We have described the cultivation of a minute organism, upon the special media devised by Noguchi for growing spirochetal organisms, that gives rise to pyrexial and leucocytic reactions in the guinea pig. The reaction in the animal following the injection of culture filtrate is identical with that induced by the inoculation of human dengue blood.
While it is possible, it is hardly probable that the infection of animals with cultures of this microorganism several generations removed from the original is due to a mechanically transferred virus with which the visible microorganism cultivated became accidentally associated. Furthermore, it is unlikely that such a virus would remain viable and be carried over to subcultures in sufficient numbers to infect the animal.
The microorganisms appear in culture as globoid bodies measuring from 0.1 to 0.3µ in diameter and are arranged singly, in pairs, and in short chains. They readily pass through the Berkefeld filter (N and V) and the filtrate gives rise to a characteristic reaction in the inoculated guinea pig. The filtrate yields in subplants the same globoid bodies of the original culture.
Initial cultures have been obtained directly from the blood of the human case as well as from the blood of guinea pigs reacting to the human material. However, only early generations retain the degree of virulence necessary to cause the experimental reaction, the culture of remote generation failing to infect.
As far as known this minute organism has characters in common with the globoid bodies of Flexner and Noguchi obtained from cases of poliomyelitis. In plasma semisolid medium the striking feature indicative of growth is colonization, which in itself serves to differentiate the opalescence of the medium occasioned by disintegration of the contained tissue.
As regards the presence of spirochetal organisms in the blood of dengue fever, we may state that examination was made of the material from human cases and from. a large number of inoculated animals. Despite the most careful search with the dark-field microscope and repeated examinations of blood specimens stained by the best methods, we have been unable to find any demonstrable spiral organism in the blood of dengue patients or in the experimentally inoculated animal.
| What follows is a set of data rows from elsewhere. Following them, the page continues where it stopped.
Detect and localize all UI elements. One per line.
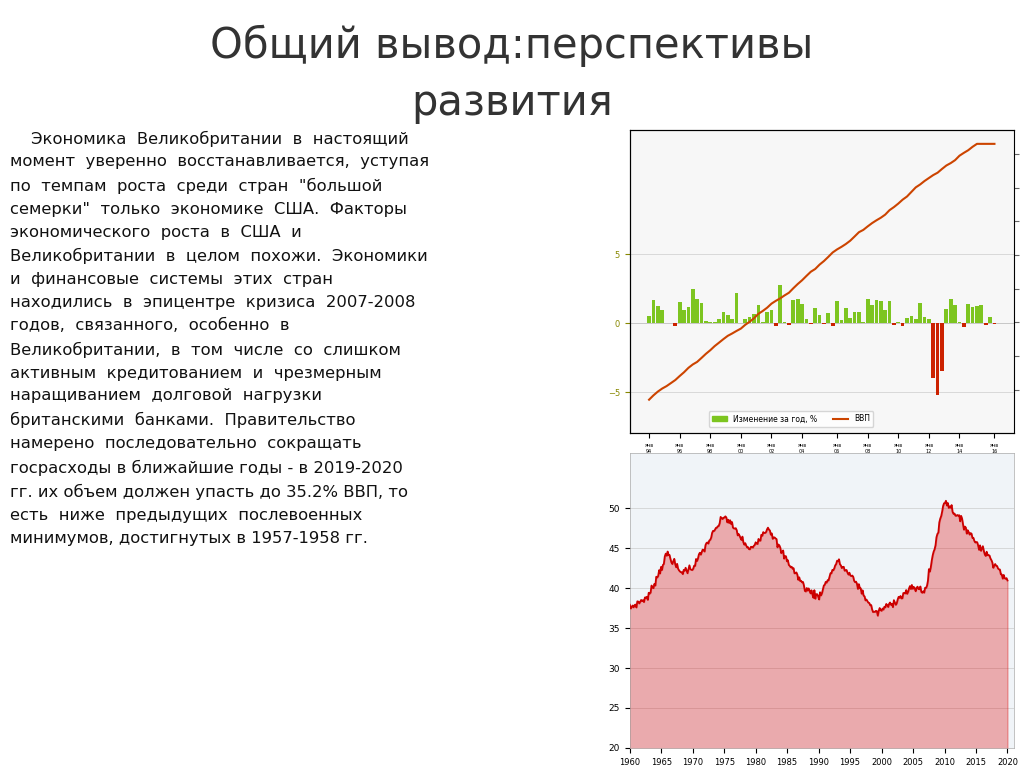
Bar [787, 323, 791, 325]
Bar [730, 319, 734, 323]
Bar [913, 320, 918, 323]
Bar [800, 304, 804, 323]
Bar [774, 323, 777, 326]
Bar [695, 299, 699, 323]
Bar [975, 306, 979, 323]
Bar [866, 299, 869, 323]
Bar [896, 321, 900, 323]
Bar [936, 323, 939, 395]
Bar [830, 323, 835, 326]
Bar [957, 321, 962, 323]
Bar [765, 312, 769, 323]
Bar [861, 322, 865, 323]
Bar [705, 321, 708, 323]
Bar [840, 320, 844, 323]
Bar [888, 301, 891, 323]
Bar [892, 323, 896, 324]
Bar [691, 288, 694, 323]
Text: Общий вывод:перспективы: Общий вывод:перспективы [210, 25, 814, 67]
Bar [944, 309, 948, 323]
Bar [678, 302, 682, 323]
Bar [962, 323, 966, 328]
Bar [905, 318, 909, 323]
Bar [656, 306, 659, 323]
Text: развития: развития [411, 83, 613, 124]
Bar [848, 318, 852, 323]
Bar [647, 317, 651, 323]
Bar [980, 305, 983, 323]
Bar [770, 310, 773, 323]
Bar [726, 314, 730, 323]
Bar [782, 322, 786, 323]
Bar [686, 307, 690, 323]
Bar [757, 304, 760, 323]
Bar [722, 312, 725, 323]
Bar [992, 323, 996, 324]
Bar [967, 304, 970, 323]
Bar [778, 285, 782, 323]
Bar [836, 301, 839, 323]
Bar [879, 301, 883, 323]
Bar [844, 308, 848, 323]
Bar [909, 316, 913, 323]
Bar [940, 323, 944, 371]
Bar [884, 310, 887, 323]
Bar [857, 311, 861, 323]
Text: Экономика  Великобритании  в  настоящий
момент  уверенно  восстанавливается,  ус: Экономика Великобритании в настоящий мом… [10, 130, 429, 546]
Bar [809, 323, 813, 324]
Bar [923, 317, 927, 323]
Bar [853, 312, 856, 323]
Bar [953, 305, 957, 323]
Bar [699, 303, 703, 323]
Bar [949, 299, 952, 323]
Bar [717, 318, 721, 323]
Bar [919, 304, 922, 323]
Bar [682, 310, 686, 323]
Bar [901, 323, 904, 326]
Bar [874, 300, 879, 323]
Bar [927, 319, 931, 323]
Bar [984, 323, 987, 325]
Bar [813, 308, 817, 323]
Bar [674, 323, 677, 326]
Bar [734, 293, 738, 323]
Bar [748, 317, 752, 323]
Legend: Изменение за год, %, ВВП: Изменение за год, %, ВВП [709, 411, 873, 426]
Bar [651, 300, 655, 323]
Bar [743, 319, 748, 323]
Bar [971, 307, 975, 323]
Bar [796, 299, 800, 323]
Bar [818, 314, 821, 323]
Bar [660, 310, 664, 323]
Bar [932, 323, 935, 378]
Bar [753, 314, 756, 323]
Bar [761, 321, 765, 323]
Bar [709, 322, 712, 323]
Bar [870, 305, 873, 323]
Bar [805, 318, 808, 323]
Bar [826, 313, 830, 323]
Bar [792, 300, 796, 323]
Bar [988, 317, 992, 323]
Bar [713, 322, 717, 323]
The minute organism herein described is frequently present in cultures of the blood of human dengue and of animals inoculated with dengue material. The inoculation of the culture into guinea pigs produces a response comparable to that occurring in the human case, and that induced by the injection of human dengue blood in guinea pigs. While we are of the opinion that the anaerobic globular bodies described may bear etiological relationship to dengue, we realize that further proof and confirmation of our work are required to establish the connection.